Got Scotch API?

This notebook is meant to demonstrate the transformation of an annotated notebook into a HTTP API using the Jupyter kernel gateway. The result is a simple scotch recommendation engine.

The original scotch data is from https://www.mathstat.strath.ac.uk/outreach/nessie/nessie_whisky.html.


In [1]:
import pandas as pd
import pickle
import requests
import json

Data

We read the scotch data from a public Box URL to make this notebook more portable. This is acceptable for small, public, demo data which is what we have here.


In [2]:
features_uri = 'https://ibm.box.com/shared/static/2vntdqbozf9lzmukkeoq1lfi2pcb00j1.dataframe' 
sim_uri = 'https://ibm.box.com/shared/static/54kzs5zquv0vjycemjckjbh0n00e7m5t.dataframe'

In [3]:
resp = requests.get(features_uri)
resp.raise_for_status()
features_df = pickle.loads(resp.content)

In [4]:
resp = requests.get(sim_uri)
resp.raise_for_status()
sim_df = pickle.loads(resp.content)

Drop the cluster column. Don't need it here.


In [5]:
features_df = features_df.drop('cluster', axis=1)

API

We need to define a global REQUEST JSON string that will be replaced on each invocation of the API. We only care about path parameters and query string arguments, so we default those to blank here for development.


In [6]:
REQUEST = json.dumps({
    'path' : {},
    'args' : {}
})

Provide a way to get the names of all the scotches known by the model.


In [7]:
# GET /scotches
names = sim_df.columns.tolist()
print(json.dumps(dict(names=names)))


{"names": ["Aberfeldy", "Aberlour", "AnCnoc", "Ardbeg", "Ardmore", "ArranIsleOf", "Auchentoshan", "Auchroisk", "Aultmore", "Balblair", "Balmenach", "Belvenie", "BenNevis", "Benriach", "Benrinnes", "Benromach", "Bladnoch", "BlairAthol", "Bowmore", "Bruichladdich", "Bunnahabhain", "Caol Ila", "Cardhu", "Clynelish", "Craigallechie", "Craigganmore", "Dailuaine", "Dalmore", "Dalwhinnie", "Deanston", "Dufftown", "Edradour", "GlenDeveronMacduff", "GlenElgin", "GlenGarioch", "GlenGrant", "GlenKeith", "GlenMoray", "GlenOrd", "GlenScotia", "GlenSpey", "Glenallachie", "Glendronach", "Glendullan", "Glenfarclas", "Glenfiddich", "Glengoyne", "Glenkinchie", "Glenlivet", "Glenlossie", "Glenmorangie", "Glenrothes", "Glenturret", "Highland Park", "Inchgower", "Isle of Jura", "Knochando", "Lagavulin", "Laphroig", "Linkwood", "Loch Lomond", "Longmorn", "Macallan", "Mannochmore", "Miltonduff", "Mortlach", "Oban", "OldFettercairn", "OldPulteney", "RoyalBrackla", "RoyalLochnagar", "Scapa", "Speyburn", "Speyside", "Springbank", "Strathisla", "Strathmill", "Talisker", "Tamdhu", "Tamnavulin", "Teaninich", "Tobermory", "Tomatin", "Tomintoul", "Tormore", "Tullibardine"]}

Let clients query for features about a specific scotch given its name.


In [ ]:
# GET /scotches/:scotch
request = json.loads(REQUEST)
name = request['path'].get('scotch', 'Talisker')
features = features_df.loc[name]
# can't use to_dict because it retains numpy types which blow up when we json.dumps
print('{"features":%s}' % features.to_json())

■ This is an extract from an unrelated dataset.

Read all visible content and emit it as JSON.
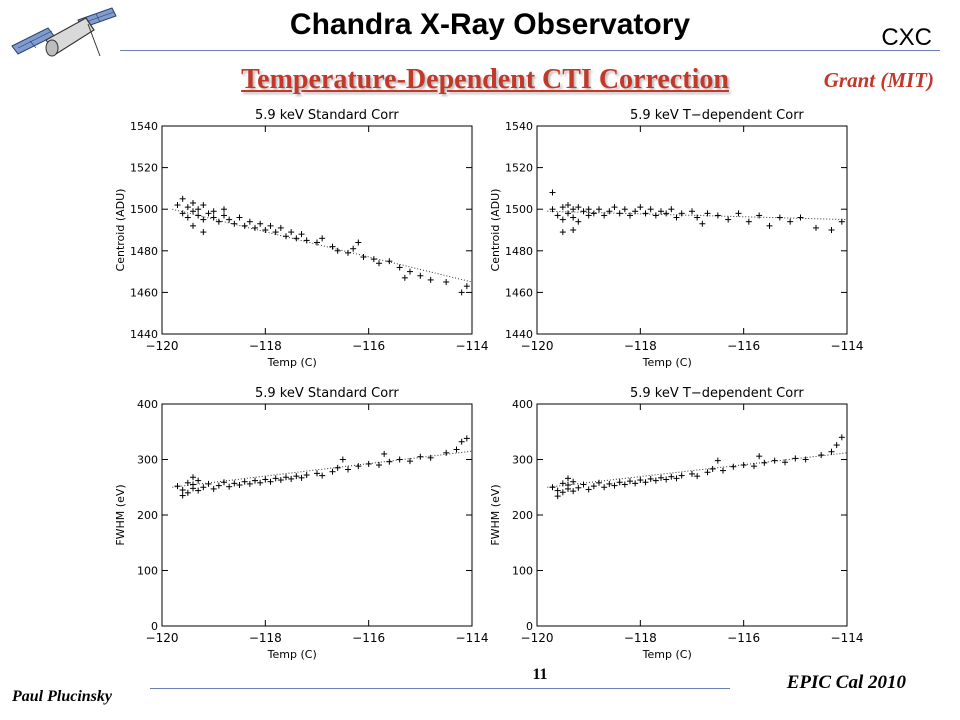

Let clients request a set of scotches similar to the one named. Let clients specify how many results they wish to receive (count) and if they want all of the raw feature data included in the result or not (include_features).


In [ ]:
# GET /scotches/:scotch/similar
request = json.loads(REQUEST)
name = request['path'].get('scotch', 'Talisker')
count = request['args'].get('count', 5)
inc_features = request['args'].get('include_features', True)

similar = sim_df[name].order(ascending=False)
similar.name = 'Similarity'
df = pd.DataFrame(similar).ix[1:count+1]

if inc_features:
    df = df.join(features_df)
    
df = df.reset_index().rename(columns={'Distillery': 'Name'})
result = {
    'recommendations' : [row[1].to_dict() for row in df.iterrows()],
    'for': name
}
print(json.dumps(result))